Doctors Without Borders (MSF), the NGO at the forefront of the battle against the Ebola outbreak, have opened a new treatment facility in Kissy, an Ebola hotspot on the outskirts of Freetown, Sierra Leone. The area has in recent weeks suffered a skyrocketing of Ebola cases, reaching some of the highest rates in the capital region.

Sierra Leone has the highest Ebola caseload globally and health workers complain that the bed capacity for patients remains insufficient specifically in new hotspots. The MSF says the Kissy Ebola Treatment Centre (ETC) opened on the 9th of January will help improve improve the town’s access to quality care especially for the pregnant women in the community.

WHO mobile lab scientists at the crossing point between Guinea and Sierra Leone. WHO/Saffea Gborie
WHO mobile lab scientists at the crossing point between Guinea and Sierra Leone.
WHO/Saffea Gborie

“We wanted to move closer to the community and to the patients to improve access to quality Ebola care,” said Marcus Bachmann, Head of Mission for MSF Spain. “This centre will also focus on maternal cases. Pregnant women with Ebola need special care and there is a clear gap in treatment for them in Freetown. We want to reach out to Ebola-positive or suspected pregnant women to provide both quality Ebola care and quality obstetric care at the centre.”MSF says the Kissy ETC, located on the school grounds of the Methodist Boys High School, will open in a phased approach, starting with 20 beds for Ebola patients, followed by an expansion in bed capacity and opening of a referral center for Ebola-positive pregnant women by the end of January. Finally, the ETC will open a triage for pregnant women, where Ebola-suspected pregnant women can be evaluated and admitted to the centre. The full capacity of the Kissy ETC and maternity will be 80 beds.

Luis Encinas, field Coordinator for MSF Spain, described the opening of the Kissy ETC and maternity ETC as a game-changer in the heavily-affected community. “Now patients will be able to access quality Ebola care in their own neighbourhood,” she said.

Beating Ebola

Source CDC
Ebola Fact Sheet as at January 7 2012. Source: CDC

Among the positive news coming out of Sierra Leone is the newly declared ebola-infection free status of the Kailahun district in eastern Sierra Leone. One of the country’s first hotspots in the Ebola outbreak, at its peak in late June 2014 the Kailahun district was reporting more than 80 new cases per week.
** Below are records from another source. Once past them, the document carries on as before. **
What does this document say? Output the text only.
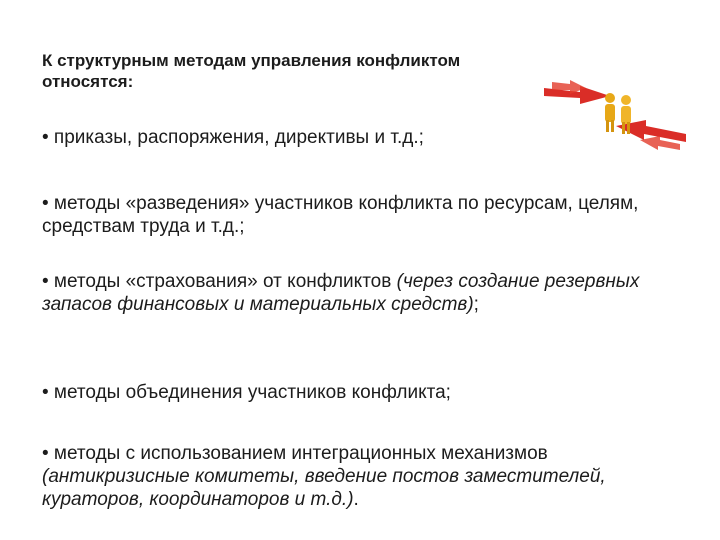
К структурным методам управления конфликтом
относятся:
• приказы, распоряжения, директивы и т.д.;
• методы «разведения» участников конфликта по ресурсам, целям, средствам труда и т.д.;
• методы «страхования» от конфликтов (через создание резервных запасов финансовых и материальных средств);
• методы объединения участников конфликта;
• методы с использованием интеграционных механизмов (антикризисные комитеты, введение постов заместителей, кураторов, координаторов и т.д.).
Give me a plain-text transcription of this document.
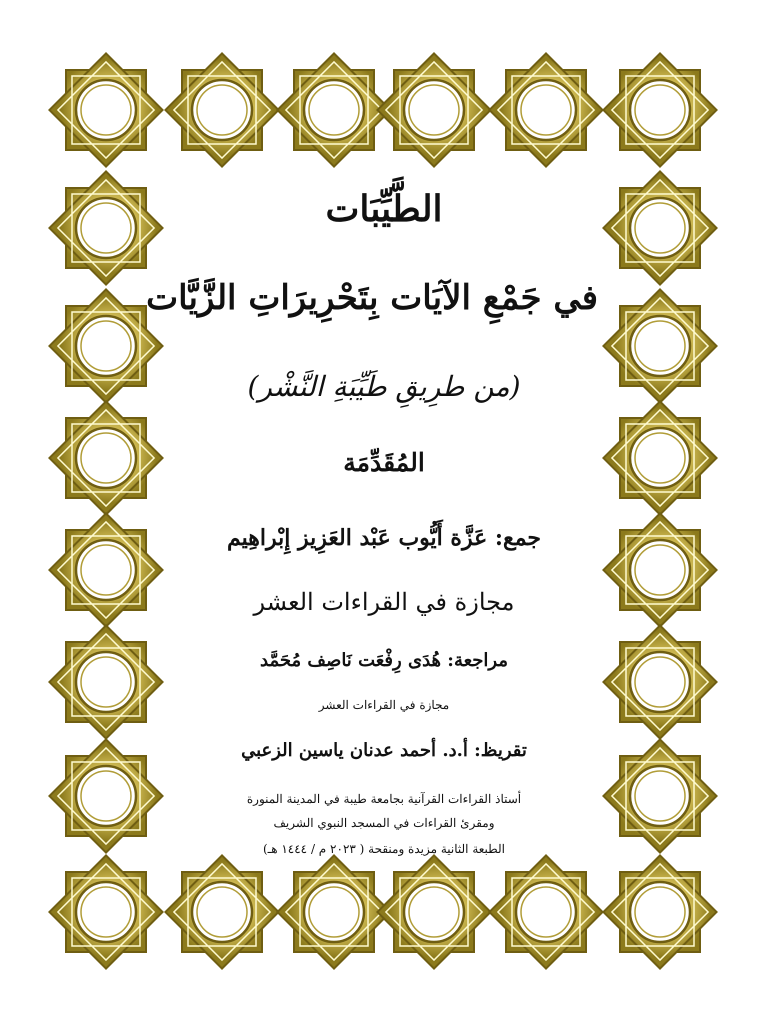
الطَّيِّبَات
في جَمْعِ الآيَات بِتَحْرِيرَاتِ الزَّيَّات
(من طرِيقِ طَيِّبَةِ النَّشْر)
المُقَدِّمَة
جمع: عَزَّة أَيُّوب عَبْد العَزِيز إِبْراهِيم
مجازة في القراءات العشر
مراجعة: هُدَى رِفْعَت نَاصِف مُحَمَّد
مجازة في القراءات العشر
تقريظ: أ.د. أحمد عدنان ياسين الزعبي
أستاذ القراءات القرآنية بجامعة طيبة في المدينة المنورة
ومقرئ القراءات في المسجد النبوي الشريف
الطبعة الثانية مزيدة ومنقحة ( ٢٠٢٣ م / ١٤٤٤ هـ)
But the WHO said at the end of December that with the help of its partners, combined with the close involvement of community leaders, the district has managed to beat the disease and has reported no new cases for several weeks.

It warned, however, that there is no room for complacency, declaring that community teams and health workers are on high alert and are ready to react quickly to any possible new infection.

In total, 645 people are known to have contracted the virus in Kailahun and 228 of them have died. However the toll is most likely higher as many infections in the early phase were not reported. The WHO wrote on its website that the last confirmed case in the district was reported on 12 December, and stated that the only patients in the treatment centre have come from other districts.

As of January 7 2015, the 2014 Ebola outbreak has killed a total of 8305 persons spread across nine countries. The major impact has been in Guinea, Liberia and Sierra Leone which together account for a death toll of 8289 persons.